Piano Quintet in F Minor
“Modulate, modulate, modulate!” With these words, Franck reportedly exhorted his students (including a resistant Claude Debussy) never to settle comfortably into any one key. Although Franck was professor of organ, not composition, at the Paris Conservatory, young composers knew to flock to his classes for legendary lessons in improvisation that shaped some students’ approach to writing music more than their composition professors ever did.
Franck brought this advice to bear in his own mature works, such as this Piano Quintet, steeped in increasingly dense chromatic harmonies. Moreover, Franck’s style was not only harmonically dense but thematically so, with melodies and motifs developed and resurrected from one movement to the next, creating what is known as “cyclical” form. However, in the context of late–nineteenth-century France, such chromaticism and cyclicality were generally thought of as “German” musical characteristics, a designation that appeared especially threatening to some French composers and critics in light of Wagner’s soaring popularity. Indeed, the reception of Franck’s Piano Quintet was fraught – many were enraptured by its stormy energy, while others were severe in their distaste.

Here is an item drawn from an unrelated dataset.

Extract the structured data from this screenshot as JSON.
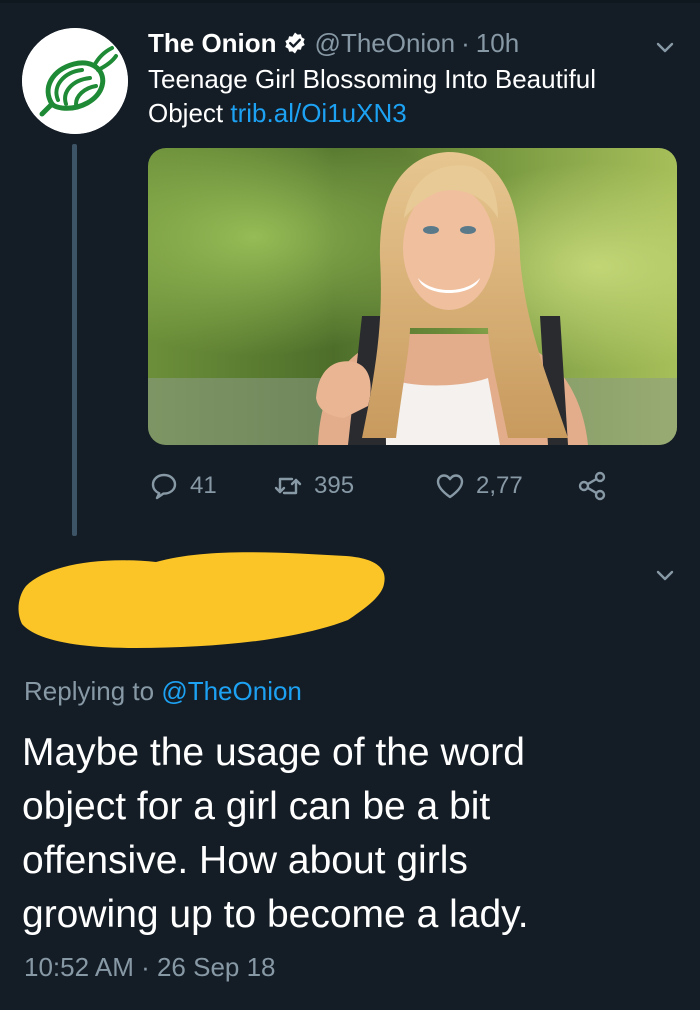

The tales of two such detractors provide colorful context. One was César Franck’s wife, Felicité. She had become aware (it was no secret) of her husband’s irrepressible lust for one of his students, the composer Augusta Holmès; believing Holmès to be the source of the Quintet’s emotive expression, Felicité Franck had no tolerance for the work. The other detractor was the composer Camille Saint-Saëns, who played piano at the premiere. Franck, so pleased with the performance, took the chance to publicly dedicate the work to Saint-Saëns during a curtain call – leading the latter to turn around and leave the stage. We can only speculate at Saint-Saëns’s reasons for this humiliating stunt. A staunch nationalist, perhaps he was offended by the Germanic flavor of the work (this became the source of ongoing disputes between the two composers in the 1880s). Or perhaps there were personal reasons: Saint-Saëns himself had proposed marriage several times to Holmès, and may, too, have resented the work’s association with her. If Saint-Saëns’s relationship with Franck had become testy, he nevertheless paid homage to the elder composer in 1890 – as one of the pallbearers of his casket.